An der Grenze zur menschlichen Gestalt stehen Fratzen: manchmal
düster, manchmal melancholisch, manchmal von zeichenhaftem Charakter.
Auch
andere Motive tauchen immer wieder auf. Formen, die an Schalen oder
Boote erinnern. Oder Leitern, ein Topos von einem weiten
Bedeutungsspektrum von der Flucht- bzw. Rettungsleiter bis hin zur
„Himmelsleiter“, einem in fast allen Kulturen seit ältester Zeit
verbreiteten Symbol von nicht nur übertragenem, sondern auch realem
Charakter.
Ebenfalls
integraler Bestandteil vieler Bilder ist die Schrift, mit der eine
zweite, aber letztlich ebenso vieldeutige Bedeutungsebene eingefügt
wird. Teils als grafische Zeichen eingefügt oder aufgelöst, oft
übermalt, wecken die Begriffe Assoziationen und verweigern eindeutige
Auskünfte. Auch Zahlen tauchen auf – in einem Blatt mit der Skizze eines
gehörnten „Kentauren“ wie in einem Rätselheft als Aufforderung, die
Zahlen nacheinander mit einer Linie zu einer Zeichnung zu verbinden:
eine anwesend-abwesende zweite Zeichnung im Bild. Dazu die Buchstaben N
und Y = New York? Aber wie passt das zum Kentauren?
Neuerdings
entstehen serielle, additive Bildstrukturen aus nebeneinander
gesetzten Kästchen, die an eine Seite aus einem Storyboard erinnern.
Auch hier werden Erwartungshaltungen gleichermaßen geweckt wie
unterlaufen, denn in den Kästchen finden sich keine realistischen
Darstellungen, sondern abstrakte Formen, möglicherweise als
Weiterentwicklung von Figuren aus früheren Arbeiten.
In
all diesen Bildern zeigt sich eine Vielfalt unterschiedlicher
„Tonlagen“ vom pastosen, großzügigen Farbauftrag bis hin zu
differenzierten, filigranen Linien und Zeichnungen.
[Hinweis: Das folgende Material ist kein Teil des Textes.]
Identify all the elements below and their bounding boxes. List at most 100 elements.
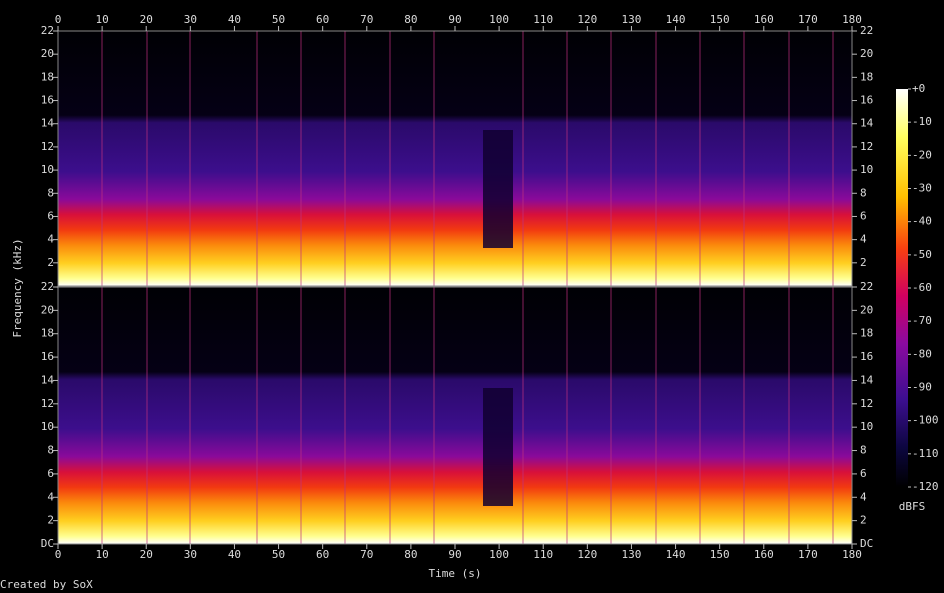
colorbar-tick-label: -90 <box>912 381 932 394</box>
x-tick-label: 130 <box>622 548 642 561</box>
x-tick-label: 120 <box>577 548 597 561</box>
y-tick-label: 22 <box>41 280 54 293</box>
y-tick-label: 6 <box>860 209 867 222</box>
y-tick-label: 10 <box>41 420 54 433</box>
colorbar-label: dBFS <box>899 500 926 513</box>
y-tick-label: 20 <box>41 303 54 316</box>
y-tick-label: 20 <box>41 47 54 60</box>
y-tick-label: 10 <box>41 163 54 176</box>
y-tick-label: 12 <box>41 397 54 410</box>
x-tick-label: 90 <box>448 548 461 561</box>
x-tick-label: 120 <box>577 13 597 26</box>
x-tick-label: 70 <box>360 548 373 561</box>
x-tick-label: 100 <box>489 548 509 561</box>
x-tick-label: 50 <box>272 13 285 26</box>
y-tick-label: 10 <box>860 163 873 176</box>
y-tick-label: 18 <box>41 327 54 340</box>
colorbar-tick-label: -120 <box>912 480 939 493</box>
x-tick-label: 140 <box>666 13 686 26</box>
x-tick-label: 0 <box>55 13 62 26</box>
x-tick-label: 20 <box>140 548 153 561</box>
x-tick-label: 80 <box>404 13 417 26</box>
colorbar-tick-label: +0 <box>912 82 925 95</box>
x-tick-label: 10 <box>95 13 108 26</box>
x-tick-label: 90 <box>448 13 461 26</box>
x-tick-label: 60 <box>316 13 329 26</box>
y-tick-label: 10 <box>860 420 873 433</box>
colorbar-tick-label: -50 <box>912 248 932 261</box>
y-tick-label: 16 <box>860 350 873 363</box>
x-tick-label: 180 <box>842 548 862 561</box>
y-tick-label: 14 <box>41 373 55 386</box>
x-tick-label: 140 <box>666 548 686 561</box>
colorbar-tick-label: -20 <box>912 148 932 161</box>
x-tick-label: 160 <box>754 548 774 561</box>
colorbar-tick-label: -10 <box>912 115 932 128</box>
y-tick-label: 16 <box>41 350 54 363</box>
y-tick-label: 8 <box>47 186 54 199</box>
x-tick-label: 110 <box>533 13 553 26</box>
y-tick-label: 4 <box>860 490 867 503</box>
y-tick-label: 8 <box>47 444 54 457</box>
y-tick-label: 12 <box>41 140 54 153</box>
y-tick-label: 8 <box>860 186 867 199</box>
x-tick-label: 180 <box>842 13 862 26</box>
y-tick-label: 18 <box>860 327 873 340</box>
y-tick-label: 2 <box>860 256 867 269</box>
x-tick-label: 10 <box>95 548 108 561</box>
x-tick-label: 110 <box>533 548 553 561</box>
y-tick-label: 2 <box>47 514 54 527</box>
y-tick-label: 22 <box>860 280 873 293</box>
colorbar-tick-label: -40 <box>912 215 932 228</box>
y-tick-label: 14 <box>860 373 874 386</box>
y-tick-label: 22 <box>860 24 873 37</box>
x-tick-label: 130 <box>622 13 642 26</box>
x-tick-label: 170 <box>798 548 818 561</box>
colorbar-tick-label: -100 <box>912 414 939 427</box>
y-tick-label: 12 <box>860 397 873 410</box>
x-tick-label: 40 <box>228 13 241 26</box>
y-tick-label: 20 <box>860 303 873 316</box>
x-tick-label: 50 <box>272 548 285 561</box>
y-tick-label: 8 <box>860 444 867 457</box>
y-tick-label: 20 <box>860 47 873 60</box>
y-tick-label: 4 <box>47 490 54 503</box>
colorbar-tick-label: -30 <box>912 182 932 195</box>
x-tick-label: 70 <box>360 13 373 26</box>
x-tick-label: 30 <box>184 13 197 26</box>
colorbar-tick-label: -80 <box>912 347 932 360</box>
y-tick-label: 4 <box>47 233 54 246</box>
spectrogram-bottom <box>58 287 852 544</box>
y-tick-label: 14 <box>41 117 55 130</box>
colorbar-tick-label: -60 <box>912 281 932 294</box>
y-tick-label: 6 <box>47 209 54 222</box>
credit: Created by SoX <box>0 578 93 591</box>
y-tick-label: 6 <box>860 467 867 480</box>
y-tick-label: 18 <box>41 70 54 83</box>
y-tick-label: 2 <box>860 514 867 527</box>
colorbar <box>896 89 908 487</box>
y-tick-label: DC <box>41 537 54 550</box>
y-tick-label: 12 <box>860 140 873 153</box>
y-tick-label: 16 <box>41 94 54 107</box>
x-tick-label: 30 <box>184 548 197 561</box>
y-tick-label: 14 <box>860 117 874 130</box>
x-tick-label: 0 <box>55 548 62 561</box>
x-tick-label: 150 <box>710 548 730 561</box>
x-tick-label: 80 <box>404 548 417 561</box>
y-tick-label: DC <box>860 537 873 550</box>
x-tick-label: 170 <box>798 13 818 26</box>
colorbar-tick-label: -70 <box>912 314 932 327</box>
y-tick-label: 16 <box>860 94 873 107</box>
x-tick-label: 150 <box>710 13 730 26</box>
y-tick-label: 18 <box>860 70 873 83</box>
y-axis-label: Frequency (kHz) <box>11 238 24 337</box>
y-tick-label: 2 <box>47 256 54 269</box>
spectrogram-top <box>58 31 852 286</box>
y-tick-label: 6 <box>47 467 54 480</box>
y-tick-label: 4 <box>860 233 867 246</box>
x-tick-label: 60 <box>316 548 329 561</box>
colorbar-tick-label: -110 <box>912 447 939 460</box>
x-tick-label: 20 <box>140 13 153 26</box>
Vielfältig sind auch
die verwendeten Materialien: Öl, Tinte, Aquarell, Bleistift,
Photoübermalungen, etc., die häufig in einem Bild kombiniert werden und
dadurch dem Werk eine zusätzliche plastische und haptische Qualität
geben. Die Größe der Arbeiten variiert von Großformaten auf Leinwand bis
hin zu kleinen Zeichnungen, wobei sich gerade die kleinformatigen
Arbeiten häufig durch eine erstaunliche Intensität auszeichnen. Weder
formal noch inhaltlich läßt sich diese Vielgestaltigkeit, die von einer
intensiven Auseinandersetzung mit einer großen Zahl von
Künstlerkollegen zeugt, auf Dubuffet und Klee reduzieren.
In
Becketts Text heißt es an anderer Stelle: „Halten Sie sich fern von
der abstrakten Kunst. Die wird von ein paar Gaunern und Nichtskönnern
fabriziert, die etwas anderes gar nicht zuwege brächten. Sie können
nicht zeichnen. Und Ingres hat doch gesagt, Zeichnen sei der Beweis für
Redlichkeit in der Kunst. Sie können auch nicht malen. Und Delacroix
hat doch gesagt, die Farbe sei der Beweis für Redlichkeit in der Kunst.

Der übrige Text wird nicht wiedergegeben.